"Atlas One" [Stream]

Premiere: Tim Hecker: "Atlas One" [Stream]

You put music by Montreal's Tim Hecker on the headphones and go for a walk around your neighborhood, and all of a sudden your other senses are heightened. The colors of the leaves are more vibrant; the stench wafting from an alley dumpster has an extra note of pungency; the sunlight on your face feels a little warmer. His music is designed for immersion, and it has a tendency to transform the space in which it's heard. The first time I listened to last year's Harmony in Ultraviolet I was riding on a bus, sitting in back, feeling the rumble of the engine beneath my seat. The windows had a plastic coating of some kind that gave everything an orange tint. As we idled at the corner, the glass shook and warped and it looked like a huge, brightly-colored earthquake outside, and the music reinforced the idea that the ground would rupture at any moment.

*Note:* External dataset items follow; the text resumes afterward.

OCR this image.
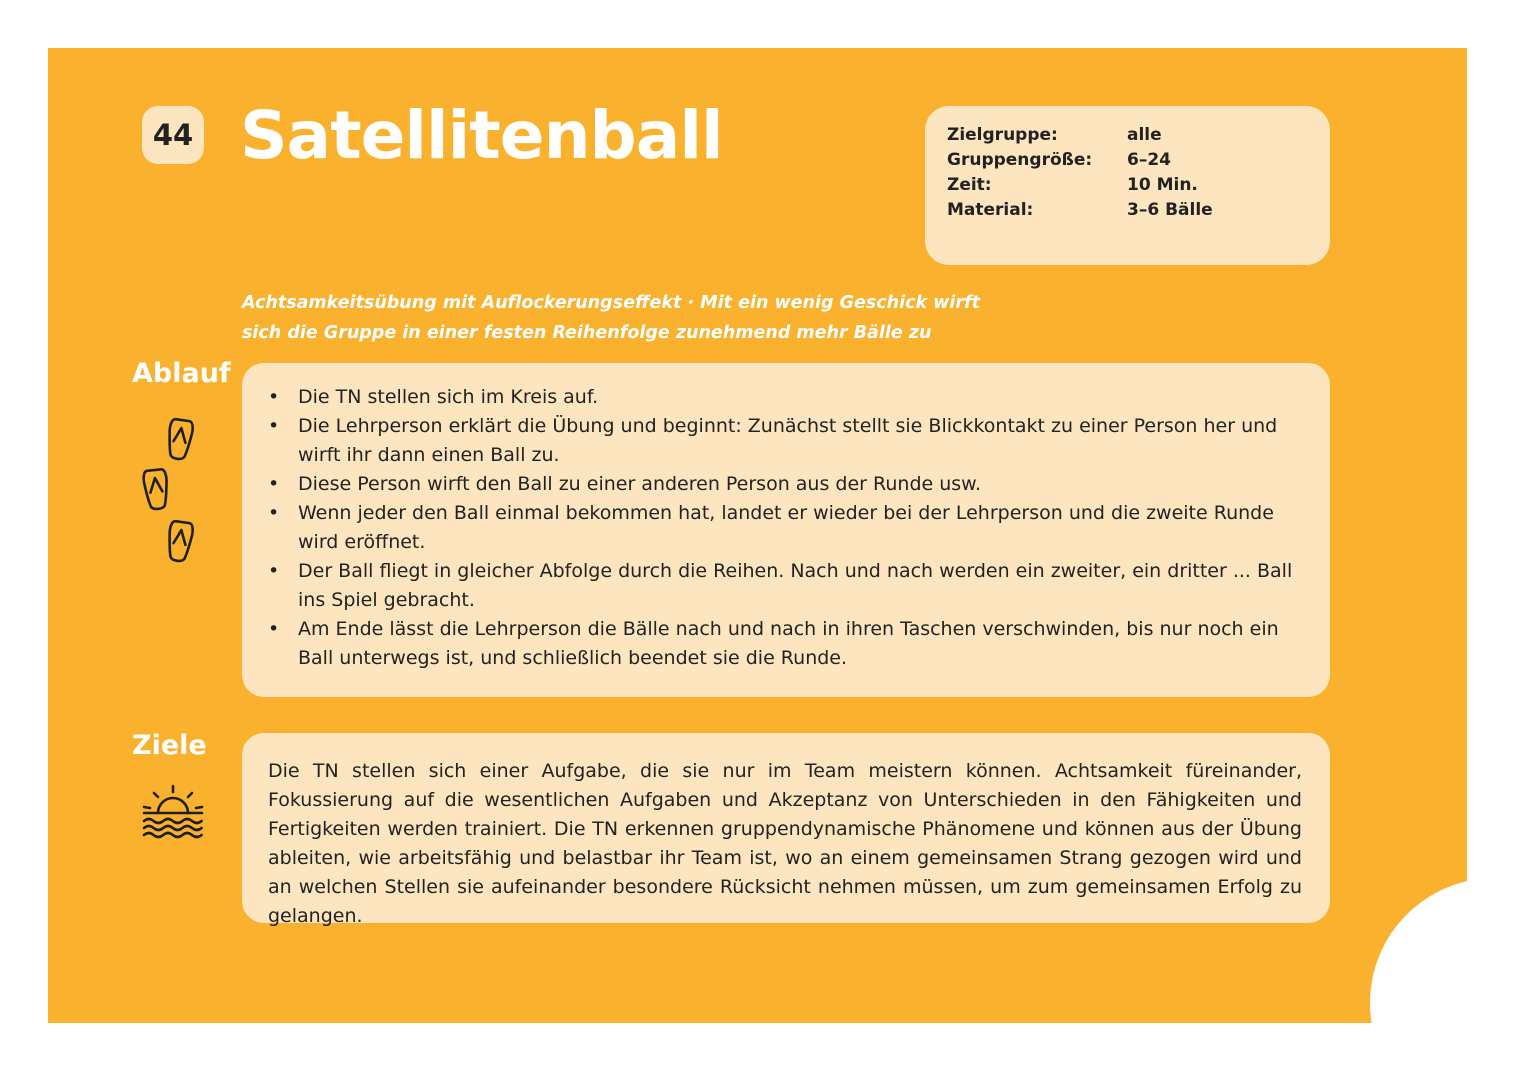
44 Satellitenball	Zielgruppe:	alle
Gruppengröße:	6–24
Zeit:	10 Min.
Material:	3–6 Bälle
Achtsamkeitsübung mit Auflockerungseffekt · Mit ein wenig Geschick wirft
sich die Gruppe in einer festen Reihenfolge zunehmend mehr Bälle zu
Ablauf
• Die TN stellen sich im Kreis auf.
• Die Lehrperson erklärt die Übung und beginnt: Zunächst stellt sie Blickkontakt zu einer Person her und wirft ihr dann einen Ball zu.
• Diese Person wirft den Ball zu einer anderen Person aus der Runde usw.
• Wenn jeder den Ball einmal bekommen hat, landet er wieder bei der Lehrperson und die zweite Runde wird eröffnet.
• Der Ball fliegt in gleicher Abfolge durch die Reihen. Nach und nach werden ein zweiter, ein dritter ... Ball ins Spiel gebracht.
• Am Ende lässt die Lehrperson die Bälle nach und nach in ihren Taschen verschwinden, bis nur noch ein Ball unterwegs ist, und schließlich beendet sie die Runde.
Ziele

Die TN stellen sich einer Aufgabe, die sie nur im Team meistern können. Achtsamkeit füreinander, Fokussierung auf die wesentlichen Aufgaben und Akzeptanz von Unterschieden in den Fähigkeiten und Fertigkeiten werden trainiert. Die TN erkennen gruppendynamische Phänomene und können aus der Übung ableiten, wie arbeitsfähig und belastbar ihr Team ist, wo an einem gemeinsamen Strang gezogen wird und an welchen Stellen sie aufeinander besondere Rücksicht nehmen müssen, um zum gemeinsamen Erfolg zu gelangen.

Teamergizer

So anyway. I've missed Tim Hecker a bit this year, but he returns with a vinyl-only 10" EP later this month. Atlas consists of two tracks, each in the ten-minute range. Here we have the A-side, "Atlas One", which combines shifting drone, feedback, and plenty of digital crackle with random-sounding clusters of guitar harmonics that sound like they're being played by a gusty wind. Rather than building to a big peak, as he sometimes does, this track feels more like one of his dense travelogues, a steady unspooling of richly-textured tone and color. The pictures to go with it are up to you.